Przemyślenia na temat komunikacji: 6 rodzicielskich zwrotów, których warto unikać w rozmowach z dziećmi
W świecie wychowania słowa mają ogromną moc. Mogą budować lub niszczyć, zachęcać lub zniechęcać. Jako psycholog rodzinny, zaobserwowałem wpływ pewnych zwrotów na rozwój dzieci i relacje rodzic-dziecko. Poniżej podzielę się sześcioma zwrotami, które, pomimo ich powszechnego użycia, mogą być warte przemyślenia, wraz z przykładami z życia wziętymi i zdrowszymi alternatywami.
1. „Bo tak powiedziałem/powiedziałam.”
Ten zwrot, często będący odpowiedzią na dziecięce pytania „dlaczego”, lekceważy ich ciekawość i podważa rozwój krytycznego myślenia. Na przykład, gdy Tomasz zapytał swoją matkę, dlaczego musi jeść warzywa, odpowiedziała: „Bo tak powiedziałam.” To nie tylko zakończyło rozmowę, ale także przegapiło okazję do wyjaśnienia znaczenia odżywiania.
Alternatywa: Oferuj wyjaśnienia odpowiednie do wieku. „Jedzenie warzyw pomaga ci rosnąć silnym i zdrowym.”
2. „Przestań płakać.”
Mówienie dziecku, aby przestało płakać, jak gdy Bartosz został zbesztany za płacz po otarciu kolana, unieważnia ich uczucia i uczy ich tłumienia emocji. Może to prowadzić do trudności w regulacji emocjonalnej w późniejszym życiu.
Alternatywa: Potwierdź ich uczucia i zaoferuj pocieszenie. „Widzę, że jesteś zasmucony.
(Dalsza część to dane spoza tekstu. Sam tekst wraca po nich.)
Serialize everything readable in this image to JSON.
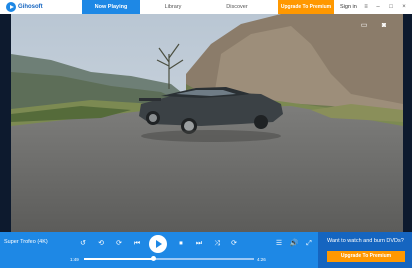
{
  "app": {
    "logo_text": "Gihosoft",
    "colors": {
      "accent": "#1e88e5",
      "upgrade": "#ff9800"
    }
  },
  "tabs": [
    {
      "label": "Now Playing",
      "active": true
    },
    {
      "label": "Library",
      "active": false
    },
    {
      "label": "Discover",
      "active": false
    }
  ],
  "header": {
    "upgrade_label": "Upgrade To Premium",
    "signin_label": "Sign in"
  },
  "window_controls": [
    "≡",
    "–",
    "□",
    "×"
  ],
  "video_icons": [
    "screen-mirror-icon",
    "camera-icon"
  ],
  "player": {
    "title": "Super Trofeo (4K)",
    "elapsed": "1:49",
    "duration": "4:26",
    "progress_fraction": 0.41
  },
  "promo": {
    "text": "Want to watch and burn DVDs?",
    "button_label": "Upgrade To Premium"
  }
}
W porządku jest płakać. Posprzątajmy to otarcie razem.”
3. „Nic ci nie jest.”
Chociaż często mówione, aby pocieszyć, mówienie dziecku, że nic mu nie jest, jak zrobiła to Kamila, gdy Aleksja spadła z roweru, może lekceważyć ich ból lub strach. Może to sprawić, że poczują się niezrozumiani lub że ich uczucia nie są ważne.
Alternatywa: Potwierdź ich doświadczenie, a następnie pociesz. „Ten upadek wyglądał na przerażający. Jak się czujesz? Daj mi znać, jak mogę pomóc.”
4. „Zachowujesz się źle.”
Określanie zachowania jako „złe”, jak zrobiła to Natalia, gdy Krzysztof odmówił podzielenia się zabawkami, może sprawić, że dzieci zinternalizują pomysł, że są z natury złe, co wpływa na ich samoocenę.
Alternatywa: Skup się na zachowaniu, a nie na dziecku. „Ważne jest, aby dzielić się z innymi. Jak byś się czuł, gdyby twój przyjaciel nie chciał się z tobą podzielić?”
5. „Daj, ja to zrobię.”
Zbyt szybkie wkraczanie, jak widać, gdy ojciec Tomasza przejął układanie puzzli, nad którymi Tomasz się męczył, może podważać niezależność dziecka i wiarę w jego zdolności.
Alternatywa: Zachęcaj do wytrwałości i oferuj wskazówki. „Ta układanka wygląda na trudną. Wierzę w ciebie. Chciałbyś kilka wskazówek?”
6. „Jesteś taki mądry.”
Chociaż to chwalenie ma na celu pochwałę, używane przez nauczyciela Bartosza, może stwarzać presję, aby zawsze osiągać wysoki poziom i strach przed porażką. Chwali zdolności wrodzone kosztem wysiłku.
Alternatywa: Chwal wysiłek i proces. „Jestem naprawdę dumny z tego, jak ciężko pracowałeś nad tym projektem.”
Wnioski
Zwroty, których używamy wobec naszych dzieci, mogą znacząco wpłynąć na ich rozwój emocjonalny i psychologiczny. Starannie wybierając nasze słowa, możemy stworzyć bardziej pozytywne, wspierające i zrozumiałe środowisko rodzinne. Pamiętajmy, że celem jest prowadzenie, a nie dyktowanie; zrozumienie, a nie lekceważenie. Robiąc to, nie tylko szanujemy uczucia i autonomię naszych dzieci, ale także uczymy ich cennych lekcji z zakresu komunikacji i empatii.